On the floor of the final room lies a slab of concrete, which on first sight appears weighty and massive, heavy and solid, just like the floor itself, the foundation on which we stand and walk. But this slab, this massive thing, is hollowed out. You can almost not see it. Here too it quasi creeps up on you that underneath it is an emptiness, a space, a buckling nonentity, which makes it very thin in its centre. So thin that it could break and collapse. Maybe the cracks are already showing, maybe not. We do not know, we can only sense that they will come, that it will happen. And that then it will have happened. Like at the start on that floor where it already happened with a loud bang. And so at the end of this exhibition we arrive back where we were before it. Yesterday’s Echoes are always already here, or have not been yet. They are always in-between, just like the hollow space underneath the slab. And they are an instant, they are presence. They are maybe more immediate then that, which always is.

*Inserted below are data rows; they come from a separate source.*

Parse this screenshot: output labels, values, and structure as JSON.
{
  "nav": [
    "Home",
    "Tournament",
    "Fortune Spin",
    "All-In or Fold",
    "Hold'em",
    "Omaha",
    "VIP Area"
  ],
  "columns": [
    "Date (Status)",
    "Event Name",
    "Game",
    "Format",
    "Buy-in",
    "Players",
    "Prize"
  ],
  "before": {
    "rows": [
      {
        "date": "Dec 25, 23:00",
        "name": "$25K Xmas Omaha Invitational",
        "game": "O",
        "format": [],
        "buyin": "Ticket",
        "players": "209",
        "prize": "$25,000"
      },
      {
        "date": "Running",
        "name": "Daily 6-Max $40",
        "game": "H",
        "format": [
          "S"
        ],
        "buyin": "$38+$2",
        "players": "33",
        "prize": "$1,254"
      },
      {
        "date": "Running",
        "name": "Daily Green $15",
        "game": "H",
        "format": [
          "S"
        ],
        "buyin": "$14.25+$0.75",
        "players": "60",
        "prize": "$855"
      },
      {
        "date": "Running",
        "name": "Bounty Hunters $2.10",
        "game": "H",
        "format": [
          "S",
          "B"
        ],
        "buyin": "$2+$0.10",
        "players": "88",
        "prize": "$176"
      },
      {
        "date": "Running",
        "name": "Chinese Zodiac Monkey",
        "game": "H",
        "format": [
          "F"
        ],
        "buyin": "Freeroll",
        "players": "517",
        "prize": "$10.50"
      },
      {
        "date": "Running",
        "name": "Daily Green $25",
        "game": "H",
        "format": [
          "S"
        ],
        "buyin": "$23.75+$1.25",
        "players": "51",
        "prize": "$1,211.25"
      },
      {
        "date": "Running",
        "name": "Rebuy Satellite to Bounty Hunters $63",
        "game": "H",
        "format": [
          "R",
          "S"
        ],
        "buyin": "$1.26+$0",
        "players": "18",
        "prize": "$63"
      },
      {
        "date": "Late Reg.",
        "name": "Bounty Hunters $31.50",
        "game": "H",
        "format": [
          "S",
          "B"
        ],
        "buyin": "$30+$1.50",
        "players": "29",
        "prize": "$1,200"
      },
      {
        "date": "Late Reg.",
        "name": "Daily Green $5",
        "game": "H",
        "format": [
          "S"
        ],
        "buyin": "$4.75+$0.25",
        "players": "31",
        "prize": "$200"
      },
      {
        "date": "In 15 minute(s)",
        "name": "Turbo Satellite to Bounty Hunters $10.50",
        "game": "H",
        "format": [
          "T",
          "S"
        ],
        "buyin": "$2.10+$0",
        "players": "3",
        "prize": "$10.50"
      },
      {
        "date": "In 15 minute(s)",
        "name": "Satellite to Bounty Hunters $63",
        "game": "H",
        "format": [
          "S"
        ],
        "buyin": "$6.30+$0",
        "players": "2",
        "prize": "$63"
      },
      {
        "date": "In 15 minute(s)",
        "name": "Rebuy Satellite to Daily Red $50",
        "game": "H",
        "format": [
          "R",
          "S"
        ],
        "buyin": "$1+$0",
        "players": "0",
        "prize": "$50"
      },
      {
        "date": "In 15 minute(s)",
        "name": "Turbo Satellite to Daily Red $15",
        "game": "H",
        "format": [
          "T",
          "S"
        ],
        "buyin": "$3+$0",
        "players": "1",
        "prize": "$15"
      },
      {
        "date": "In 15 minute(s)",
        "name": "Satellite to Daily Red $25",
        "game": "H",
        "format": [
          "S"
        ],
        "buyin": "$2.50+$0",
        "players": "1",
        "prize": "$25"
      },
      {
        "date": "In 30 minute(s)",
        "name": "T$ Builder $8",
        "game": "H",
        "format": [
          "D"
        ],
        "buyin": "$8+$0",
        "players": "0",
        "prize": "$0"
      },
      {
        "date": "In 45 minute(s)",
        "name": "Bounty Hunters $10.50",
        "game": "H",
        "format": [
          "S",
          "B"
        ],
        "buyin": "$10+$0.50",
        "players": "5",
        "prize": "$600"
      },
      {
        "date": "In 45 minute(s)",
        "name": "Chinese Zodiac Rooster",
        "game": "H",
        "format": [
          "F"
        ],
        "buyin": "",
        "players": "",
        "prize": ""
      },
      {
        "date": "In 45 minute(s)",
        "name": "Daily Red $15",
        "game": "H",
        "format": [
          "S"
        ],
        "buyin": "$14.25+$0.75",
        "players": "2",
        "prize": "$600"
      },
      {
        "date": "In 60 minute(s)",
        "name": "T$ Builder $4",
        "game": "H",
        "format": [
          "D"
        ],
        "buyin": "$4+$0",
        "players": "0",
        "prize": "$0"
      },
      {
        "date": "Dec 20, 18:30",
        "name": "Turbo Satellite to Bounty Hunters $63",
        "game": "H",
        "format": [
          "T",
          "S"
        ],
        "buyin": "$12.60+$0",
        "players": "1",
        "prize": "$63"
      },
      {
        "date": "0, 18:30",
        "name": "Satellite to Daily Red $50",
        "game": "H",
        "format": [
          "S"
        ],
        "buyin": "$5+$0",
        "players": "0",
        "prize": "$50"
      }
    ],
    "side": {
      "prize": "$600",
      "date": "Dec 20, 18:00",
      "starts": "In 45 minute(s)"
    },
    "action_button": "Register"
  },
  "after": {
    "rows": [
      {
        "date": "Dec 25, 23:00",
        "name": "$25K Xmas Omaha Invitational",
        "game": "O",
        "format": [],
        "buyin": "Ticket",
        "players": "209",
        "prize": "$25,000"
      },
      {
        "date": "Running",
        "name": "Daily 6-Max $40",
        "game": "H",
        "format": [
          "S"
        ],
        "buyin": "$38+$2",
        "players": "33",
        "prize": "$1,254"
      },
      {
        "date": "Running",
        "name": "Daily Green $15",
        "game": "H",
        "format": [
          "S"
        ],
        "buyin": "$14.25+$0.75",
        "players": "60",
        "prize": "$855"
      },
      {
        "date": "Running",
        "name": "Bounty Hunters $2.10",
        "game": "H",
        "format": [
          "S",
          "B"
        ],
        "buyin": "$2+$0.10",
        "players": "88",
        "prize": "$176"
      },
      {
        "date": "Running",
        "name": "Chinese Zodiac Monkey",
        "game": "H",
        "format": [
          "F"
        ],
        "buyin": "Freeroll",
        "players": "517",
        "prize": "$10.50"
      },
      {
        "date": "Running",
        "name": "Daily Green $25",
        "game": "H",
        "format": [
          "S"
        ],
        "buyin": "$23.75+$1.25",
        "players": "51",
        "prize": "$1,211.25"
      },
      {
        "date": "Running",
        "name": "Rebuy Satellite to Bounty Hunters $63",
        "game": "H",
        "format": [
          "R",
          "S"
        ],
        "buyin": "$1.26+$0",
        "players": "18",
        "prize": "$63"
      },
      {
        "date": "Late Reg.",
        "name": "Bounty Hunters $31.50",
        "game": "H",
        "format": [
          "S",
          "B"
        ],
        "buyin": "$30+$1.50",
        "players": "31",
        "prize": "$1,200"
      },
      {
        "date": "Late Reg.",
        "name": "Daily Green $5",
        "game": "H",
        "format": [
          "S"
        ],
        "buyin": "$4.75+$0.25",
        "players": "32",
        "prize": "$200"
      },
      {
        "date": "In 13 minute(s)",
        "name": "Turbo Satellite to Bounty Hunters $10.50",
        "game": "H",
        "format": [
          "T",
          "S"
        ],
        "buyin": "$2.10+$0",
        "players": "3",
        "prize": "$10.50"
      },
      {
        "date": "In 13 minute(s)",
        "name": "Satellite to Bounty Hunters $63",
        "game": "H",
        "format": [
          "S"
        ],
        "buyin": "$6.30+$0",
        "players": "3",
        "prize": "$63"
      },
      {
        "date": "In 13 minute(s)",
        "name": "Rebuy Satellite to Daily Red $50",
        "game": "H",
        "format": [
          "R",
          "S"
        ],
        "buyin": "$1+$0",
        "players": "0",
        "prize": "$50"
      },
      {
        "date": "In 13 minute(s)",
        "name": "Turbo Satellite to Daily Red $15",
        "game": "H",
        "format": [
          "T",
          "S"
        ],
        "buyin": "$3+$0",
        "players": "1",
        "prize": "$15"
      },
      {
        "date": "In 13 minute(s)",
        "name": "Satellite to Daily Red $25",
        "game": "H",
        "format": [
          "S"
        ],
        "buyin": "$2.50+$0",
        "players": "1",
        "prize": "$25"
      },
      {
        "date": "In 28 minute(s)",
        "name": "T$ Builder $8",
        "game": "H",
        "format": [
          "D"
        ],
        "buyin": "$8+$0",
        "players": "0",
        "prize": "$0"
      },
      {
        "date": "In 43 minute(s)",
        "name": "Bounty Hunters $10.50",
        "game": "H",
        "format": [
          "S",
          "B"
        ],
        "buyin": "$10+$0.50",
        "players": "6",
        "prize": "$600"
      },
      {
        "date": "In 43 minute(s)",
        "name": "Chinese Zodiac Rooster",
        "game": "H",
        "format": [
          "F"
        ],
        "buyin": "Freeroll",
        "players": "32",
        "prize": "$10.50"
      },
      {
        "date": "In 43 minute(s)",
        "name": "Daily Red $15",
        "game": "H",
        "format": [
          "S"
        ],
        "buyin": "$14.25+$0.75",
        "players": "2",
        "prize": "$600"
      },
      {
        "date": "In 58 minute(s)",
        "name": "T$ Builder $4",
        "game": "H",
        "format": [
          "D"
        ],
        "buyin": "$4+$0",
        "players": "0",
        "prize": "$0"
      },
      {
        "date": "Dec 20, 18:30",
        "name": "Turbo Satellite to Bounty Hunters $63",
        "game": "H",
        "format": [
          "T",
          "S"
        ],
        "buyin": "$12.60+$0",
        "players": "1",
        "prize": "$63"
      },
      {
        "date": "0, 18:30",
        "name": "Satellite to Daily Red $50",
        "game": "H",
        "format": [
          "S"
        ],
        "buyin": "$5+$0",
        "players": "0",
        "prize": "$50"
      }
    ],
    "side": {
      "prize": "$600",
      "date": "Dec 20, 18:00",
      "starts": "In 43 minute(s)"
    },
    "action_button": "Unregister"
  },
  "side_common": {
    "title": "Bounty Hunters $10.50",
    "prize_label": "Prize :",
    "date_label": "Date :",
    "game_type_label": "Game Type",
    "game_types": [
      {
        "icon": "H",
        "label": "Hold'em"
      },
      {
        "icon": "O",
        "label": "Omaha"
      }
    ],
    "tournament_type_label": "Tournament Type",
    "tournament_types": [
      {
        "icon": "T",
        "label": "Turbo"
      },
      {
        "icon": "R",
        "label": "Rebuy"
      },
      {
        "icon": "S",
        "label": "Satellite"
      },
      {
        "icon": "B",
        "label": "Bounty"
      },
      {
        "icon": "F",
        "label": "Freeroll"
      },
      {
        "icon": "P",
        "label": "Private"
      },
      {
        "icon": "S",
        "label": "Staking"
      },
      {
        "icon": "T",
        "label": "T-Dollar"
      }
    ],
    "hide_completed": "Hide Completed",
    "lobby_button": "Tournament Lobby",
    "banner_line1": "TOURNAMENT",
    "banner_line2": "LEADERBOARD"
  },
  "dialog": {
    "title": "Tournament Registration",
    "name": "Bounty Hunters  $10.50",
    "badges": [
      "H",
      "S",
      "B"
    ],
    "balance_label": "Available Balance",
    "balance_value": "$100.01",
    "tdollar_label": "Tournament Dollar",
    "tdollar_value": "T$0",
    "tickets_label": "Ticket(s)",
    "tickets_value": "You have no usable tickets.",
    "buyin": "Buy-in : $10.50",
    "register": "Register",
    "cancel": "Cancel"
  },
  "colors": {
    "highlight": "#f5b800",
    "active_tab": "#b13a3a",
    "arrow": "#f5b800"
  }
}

In 1968 Bruce Nauman made a work entitled Tape recorder with a tape loop of a scream wrapped in a plastic bag and cast into the center of a block of concrete. On first sight you could see a cube made of concrete. A cable came out of it – or led into it – and connected it to an electric socket. A cable, which led to a tape recorder wrapped in a plastic bag and poured into concrete, on which a person screaming was played back in a continuous loop – which could not be heard.
Here – in Bianca Brunner’s works – we hear the scream, even when it is always already over and always about to happen. Yesterday’s Echoes is – one could argue – an installation. It makes the emptiness of the space – and also of the gallery, the white cube – tremble and vibrate. You can hear the bang of the happening. And in this sense the installation is a happening that is at one with Derrida, that one is not aware of, that one has not experienced yet, that one does not know and cannot predict.